My lips pull—half an inch, maybe less. It’s not a smile. Not really, but it’s the closest I’ve come in a long time.
“Only when I’m asleep,” I say.
She snorts under her breath, folding her arms across her chest. “Figures.”
I walk away before I say something I’ll regret. Before I stay too long looking at her like this—free for a moment, but still within my reach. Still mine.
I don’t look back, but I know she’s still standing there.
I feel it—like gravity. Like heat. Like the way silence can thicken when someone’s watching you too closely.
My boots crunch across the frozen ground, gravel and frost snapping under the weight of each step. There’s no sound except the wind threading through the trees, the occasional groan of the old barn somewhere behind us, and the faint rustle of her sleeves when she folds her arms tighter around herself.
She doesn’t follow right away. That, I expect. Elise doesn’t do anything the easy way.
I stop near the fence that borders the edge of the clearing. Beyond it, the woods stretch dark and endless. No paths. No lights. No hope of escape unless you know where to put your feet and how not to freeze by sundown. She must know that too. That there’s nowhere to run. Yet I can feel her sizing it up.
She walks up behind me eventually, quiet as a breath, her shoes scuffing lightly in the dirt. Still barefoot in those paper-thin hospital socks we gave her. She hasn’t asked for shoes. Hasn’t asked for anything.
She’s too proud for that.
I let the silence stretch between us for a long moment. Then I say, “If you try to run, you won’t get far.”
“I know.”
Her voice is low. Flat. Not afraid, not angry—just… tired.
I glance at her from the corner of my eye. She’s staring out over the tree line like she wants to memorize every branch, every angle, in case it might matter later. That kind of mind—always calculating, always watching. She doesn’t have a gun or a plan or a prayer out here, but she still thinks like a survivor.
That’s dangerous. That’s why she’s dangerous.
“Why haven’t you killed me yet?” The question comes without warning.
I turn to face her, slowly.
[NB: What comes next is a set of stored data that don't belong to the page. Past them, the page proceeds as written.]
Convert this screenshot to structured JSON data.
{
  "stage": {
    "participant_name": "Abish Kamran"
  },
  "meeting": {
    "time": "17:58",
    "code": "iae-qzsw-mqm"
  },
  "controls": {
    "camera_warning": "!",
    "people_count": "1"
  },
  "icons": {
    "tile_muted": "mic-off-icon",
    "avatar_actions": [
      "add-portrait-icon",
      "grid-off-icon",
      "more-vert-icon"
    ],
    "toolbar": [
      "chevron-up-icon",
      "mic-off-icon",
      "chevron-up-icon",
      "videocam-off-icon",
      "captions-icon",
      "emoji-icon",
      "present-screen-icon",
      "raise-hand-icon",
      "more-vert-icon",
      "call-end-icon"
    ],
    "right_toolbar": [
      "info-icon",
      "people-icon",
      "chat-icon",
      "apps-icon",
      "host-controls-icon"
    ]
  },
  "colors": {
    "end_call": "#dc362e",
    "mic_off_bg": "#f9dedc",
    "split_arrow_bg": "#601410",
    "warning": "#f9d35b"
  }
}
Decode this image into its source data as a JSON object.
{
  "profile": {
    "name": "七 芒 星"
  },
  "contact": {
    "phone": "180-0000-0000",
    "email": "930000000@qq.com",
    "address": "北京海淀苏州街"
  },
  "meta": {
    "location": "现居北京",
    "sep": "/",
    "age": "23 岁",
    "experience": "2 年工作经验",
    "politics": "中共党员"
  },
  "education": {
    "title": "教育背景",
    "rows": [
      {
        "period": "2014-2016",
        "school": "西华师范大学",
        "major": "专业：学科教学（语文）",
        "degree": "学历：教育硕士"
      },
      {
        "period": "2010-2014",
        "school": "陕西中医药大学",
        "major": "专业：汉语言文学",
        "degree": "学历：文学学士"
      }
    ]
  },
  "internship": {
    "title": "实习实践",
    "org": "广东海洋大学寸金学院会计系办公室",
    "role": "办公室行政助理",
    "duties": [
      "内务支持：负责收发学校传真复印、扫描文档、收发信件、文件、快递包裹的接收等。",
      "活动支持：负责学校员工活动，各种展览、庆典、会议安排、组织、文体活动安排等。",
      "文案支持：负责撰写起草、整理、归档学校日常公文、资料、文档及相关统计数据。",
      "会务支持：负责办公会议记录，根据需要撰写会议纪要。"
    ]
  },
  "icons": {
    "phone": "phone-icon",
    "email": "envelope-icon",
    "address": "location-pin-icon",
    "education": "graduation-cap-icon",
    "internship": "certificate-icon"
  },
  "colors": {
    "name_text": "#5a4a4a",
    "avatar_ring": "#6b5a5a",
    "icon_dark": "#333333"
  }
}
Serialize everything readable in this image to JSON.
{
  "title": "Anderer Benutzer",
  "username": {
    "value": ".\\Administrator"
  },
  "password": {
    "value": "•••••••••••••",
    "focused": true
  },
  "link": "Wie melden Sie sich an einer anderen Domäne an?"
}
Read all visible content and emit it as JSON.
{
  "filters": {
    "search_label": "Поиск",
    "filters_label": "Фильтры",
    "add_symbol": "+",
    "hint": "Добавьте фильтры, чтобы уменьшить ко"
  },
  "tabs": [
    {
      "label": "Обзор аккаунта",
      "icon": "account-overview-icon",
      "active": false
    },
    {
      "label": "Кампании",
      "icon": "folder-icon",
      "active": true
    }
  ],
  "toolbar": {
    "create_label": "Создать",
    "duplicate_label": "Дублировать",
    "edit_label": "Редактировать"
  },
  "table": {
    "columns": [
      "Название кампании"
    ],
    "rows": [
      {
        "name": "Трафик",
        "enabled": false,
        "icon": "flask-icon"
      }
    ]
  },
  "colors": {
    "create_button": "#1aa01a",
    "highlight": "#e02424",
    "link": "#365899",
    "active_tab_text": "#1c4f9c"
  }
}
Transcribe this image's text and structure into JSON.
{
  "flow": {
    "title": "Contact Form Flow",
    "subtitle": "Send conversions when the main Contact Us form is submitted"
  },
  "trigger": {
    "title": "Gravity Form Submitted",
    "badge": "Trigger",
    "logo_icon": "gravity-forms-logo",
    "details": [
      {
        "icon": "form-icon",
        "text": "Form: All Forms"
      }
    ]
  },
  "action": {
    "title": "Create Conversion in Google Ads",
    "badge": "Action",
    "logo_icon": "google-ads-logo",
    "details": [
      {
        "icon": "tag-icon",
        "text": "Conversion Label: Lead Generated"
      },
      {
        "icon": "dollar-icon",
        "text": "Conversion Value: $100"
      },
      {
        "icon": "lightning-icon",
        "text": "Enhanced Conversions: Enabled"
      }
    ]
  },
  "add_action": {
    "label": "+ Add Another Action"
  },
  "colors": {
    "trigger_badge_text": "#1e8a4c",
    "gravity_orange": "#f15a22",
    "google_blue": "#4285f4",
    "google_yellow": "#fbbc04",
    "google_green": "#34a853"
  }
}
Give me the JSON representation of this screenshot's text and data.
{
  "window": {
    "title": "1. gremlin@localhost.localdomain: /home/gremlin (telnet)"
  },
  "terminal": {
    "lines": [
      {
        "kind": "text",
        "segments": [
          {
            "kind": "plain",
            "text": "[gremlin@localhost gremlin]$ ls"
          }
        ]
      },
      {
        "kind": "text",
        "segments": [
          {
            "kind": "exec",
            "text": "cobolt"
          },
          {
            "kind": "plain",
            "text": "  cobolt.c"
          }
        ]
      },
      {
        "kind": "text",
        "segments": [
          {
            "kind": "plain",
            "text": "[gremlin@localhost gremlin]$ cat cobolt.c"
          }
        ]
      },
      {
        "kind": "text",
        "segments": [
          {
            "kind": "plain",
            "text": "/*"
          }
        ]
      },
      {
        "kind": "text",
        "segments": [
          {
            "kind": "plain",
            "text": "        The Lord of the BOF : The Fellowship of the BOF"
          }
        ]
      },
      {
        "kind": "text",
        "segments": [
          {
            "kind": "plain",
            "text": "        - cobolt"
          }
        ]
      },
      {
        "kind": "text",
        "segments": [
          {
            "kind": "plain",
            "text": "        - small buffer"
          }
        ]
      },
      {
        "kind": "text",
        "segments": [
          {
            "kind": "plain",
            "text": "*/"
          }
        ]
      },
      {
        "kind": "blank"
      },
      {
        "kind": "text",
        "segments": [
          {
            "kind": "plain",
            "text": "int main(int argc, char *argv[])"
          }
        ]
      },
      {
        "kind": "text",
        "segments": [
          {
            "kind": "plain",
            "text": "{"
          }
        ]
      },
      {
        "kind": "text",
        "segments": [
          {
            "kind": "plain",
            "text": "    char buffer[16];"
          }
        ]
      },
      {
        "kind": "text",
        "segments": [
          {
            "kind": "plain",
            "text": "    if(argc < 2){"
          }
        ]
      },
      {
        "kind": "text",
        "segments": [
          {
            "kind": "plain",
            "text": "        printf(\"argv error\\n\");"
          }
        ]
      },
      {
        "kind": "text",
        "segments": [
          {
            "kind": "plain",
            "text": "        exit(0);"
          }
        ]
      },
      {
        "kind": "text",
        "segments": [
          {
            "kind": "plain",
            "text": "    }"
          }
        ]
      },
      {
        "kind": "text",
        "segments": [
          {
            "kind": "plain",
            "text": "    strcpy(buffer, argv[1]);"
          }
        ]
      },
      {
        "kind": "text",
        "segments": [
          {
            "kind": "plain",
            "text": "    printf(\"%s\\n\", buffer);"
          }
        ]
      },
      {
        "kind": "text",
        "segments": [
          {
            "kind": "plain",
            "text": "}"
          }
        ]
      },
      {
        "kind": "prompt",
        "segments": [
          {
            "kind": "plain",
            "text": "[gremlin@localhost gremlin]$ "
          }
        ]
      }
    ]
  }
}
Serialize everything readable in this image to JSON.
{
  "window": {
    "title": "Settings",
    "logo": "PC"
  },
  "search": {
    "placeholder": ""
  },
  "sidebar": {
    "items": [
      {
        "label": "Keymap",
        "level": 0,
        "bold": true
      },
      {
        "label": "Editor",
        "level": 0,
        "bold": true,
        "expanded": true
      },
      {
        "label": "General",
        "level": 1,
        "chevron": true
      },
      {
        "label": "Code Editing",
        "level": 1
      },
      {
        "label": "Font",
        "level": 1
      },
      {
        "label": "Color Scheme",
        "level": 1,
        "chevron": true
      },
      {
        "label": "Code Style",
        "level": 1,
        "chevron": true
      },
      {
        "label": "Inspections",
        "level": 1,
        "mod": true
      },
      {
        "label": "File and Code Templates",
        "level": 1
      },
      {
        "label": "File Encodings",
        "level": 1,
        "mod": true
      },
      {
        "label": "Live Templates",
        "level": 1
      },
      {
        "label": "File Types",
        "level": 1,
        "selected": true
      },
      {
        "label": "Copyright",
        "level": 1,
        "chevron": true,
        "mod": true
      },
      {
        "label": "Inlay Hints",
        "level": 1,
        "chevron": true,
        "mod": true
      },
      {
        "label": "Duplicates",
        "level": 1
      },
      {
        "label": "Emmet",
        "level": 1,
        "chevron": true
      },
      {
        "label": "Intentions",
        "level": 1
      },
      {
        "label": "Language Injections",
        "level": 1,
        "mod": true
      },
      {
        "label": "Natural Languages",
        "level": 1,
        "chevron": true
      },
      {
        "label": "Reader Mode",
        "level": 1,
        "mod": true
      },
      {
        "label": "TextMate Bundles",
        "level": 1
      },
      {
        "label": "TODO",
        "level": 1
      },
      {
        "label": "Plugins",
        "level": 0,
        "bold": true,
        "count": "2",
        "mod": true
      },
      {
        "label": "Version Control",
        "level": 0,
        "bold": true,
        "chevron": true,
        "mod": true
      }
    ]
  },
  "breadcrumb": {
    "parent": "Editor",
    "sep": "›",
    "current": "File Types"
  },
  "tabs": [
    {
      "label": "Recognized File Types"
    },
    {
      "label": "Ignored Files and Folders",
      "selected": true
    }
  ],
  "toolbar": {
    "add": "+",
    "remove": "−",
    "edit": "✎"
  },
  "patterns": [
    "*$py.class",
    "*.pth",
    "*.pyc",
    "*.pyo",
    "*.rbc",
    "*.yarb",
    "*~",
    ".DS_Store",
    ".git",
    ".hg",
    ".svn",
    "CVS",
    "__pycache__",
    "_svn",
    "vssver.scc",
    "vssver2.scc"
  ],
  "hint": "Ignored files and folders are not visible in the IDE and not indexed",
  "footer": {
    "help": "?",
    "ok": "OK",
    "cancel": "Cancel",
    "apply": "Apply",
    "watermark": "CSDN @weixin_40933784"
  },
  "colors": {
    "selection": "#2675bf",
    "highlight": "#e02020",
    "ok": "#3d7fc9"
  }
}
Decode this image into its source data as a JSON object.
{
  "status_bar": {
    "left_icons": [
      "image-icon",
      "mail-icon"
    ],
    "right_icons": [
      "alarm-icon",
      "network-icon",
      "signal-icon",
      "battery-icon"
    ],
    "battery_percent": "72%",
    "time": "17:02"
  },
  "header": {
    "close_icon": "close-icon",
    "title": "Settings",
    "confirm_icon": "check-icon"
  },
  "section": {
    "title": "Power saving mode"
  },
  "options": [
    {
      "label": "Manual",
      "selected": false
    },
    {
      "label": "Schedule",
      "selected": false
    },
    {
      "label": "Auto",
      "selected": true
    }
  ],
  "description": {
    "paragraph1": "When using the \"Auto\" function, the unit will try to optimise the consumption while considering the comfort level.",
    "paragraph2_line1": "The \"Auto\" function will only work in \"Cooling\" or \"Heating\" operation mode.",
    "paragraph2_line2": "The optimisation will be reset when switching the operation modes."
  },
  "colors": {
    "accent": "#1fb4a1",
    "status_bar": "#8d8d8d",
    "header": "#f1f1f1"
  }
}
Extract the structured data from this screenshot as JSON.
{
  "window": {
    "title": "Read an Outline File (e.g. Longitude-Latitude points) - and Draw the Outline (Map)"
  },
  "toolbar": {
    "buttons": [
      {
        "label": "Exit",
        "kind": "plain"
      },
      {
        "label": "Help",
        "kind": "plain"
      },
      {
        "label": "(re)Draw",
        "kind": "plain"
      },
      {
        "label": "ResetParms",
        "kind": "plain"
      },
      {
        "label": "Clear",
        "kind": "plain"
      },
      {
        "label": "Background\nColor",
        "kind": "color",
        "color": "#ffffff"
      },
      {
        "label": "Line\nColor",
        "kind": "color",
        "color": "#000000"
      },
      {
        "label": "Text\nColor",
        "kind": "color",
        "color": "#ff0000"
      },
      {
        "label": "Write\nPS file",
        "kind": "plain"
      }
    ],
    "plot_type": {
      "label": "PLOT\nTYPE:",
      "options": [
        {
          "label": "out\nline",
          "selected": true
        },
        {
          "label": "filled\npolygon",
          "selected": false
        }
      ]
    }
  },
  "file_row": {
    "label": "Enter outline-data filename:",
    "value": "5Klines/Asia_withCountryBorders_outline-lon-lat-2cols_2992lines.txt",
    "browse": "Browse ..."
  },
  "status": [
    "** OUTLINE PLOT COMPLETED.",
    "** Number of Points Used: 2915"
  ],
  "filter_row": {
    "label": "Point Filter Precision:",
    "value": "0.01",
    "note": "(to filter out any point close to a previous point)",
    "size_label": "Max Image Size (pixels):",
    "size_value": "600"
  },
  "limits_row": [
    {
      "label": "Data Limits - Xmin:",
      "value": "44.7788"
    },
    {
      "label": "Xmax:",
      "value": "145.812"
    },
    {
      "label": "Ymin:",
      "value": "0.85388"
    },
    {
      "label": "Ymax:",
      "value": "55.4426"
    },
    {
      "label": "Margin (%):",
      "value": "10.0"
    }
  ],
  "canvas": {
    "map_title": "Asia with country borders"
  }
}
Her face doesn’t change. She’s not baiting me. She’s not playing. She’s just asking the thing that’s been gnawing at her since the night we dragged her here.
I should lie.
Tell her she’s still useful. That Yuri might still crash, and we might need her hands again. That she’s leverage, a hostage, just another piece on the board.
She shifts under the weight of it, but not in the way most people do. She doesn’t look away. Her spine straightens. Her chin lifts a fraction.
“You don’t scare me,” she says, but it’s not a challenge. Not exactly. It sounds like the truth.
That heat—low and slow and constant—flares in my chest again.
I step closer, just once.
Her breath catches, barely audible.
“Maybe you should be,” I murmur.
Her eyes flick to my mouth, then back to my eyes. “Maybe you should be,” she fires back.
Fuck me if I don’t feel that everywhere.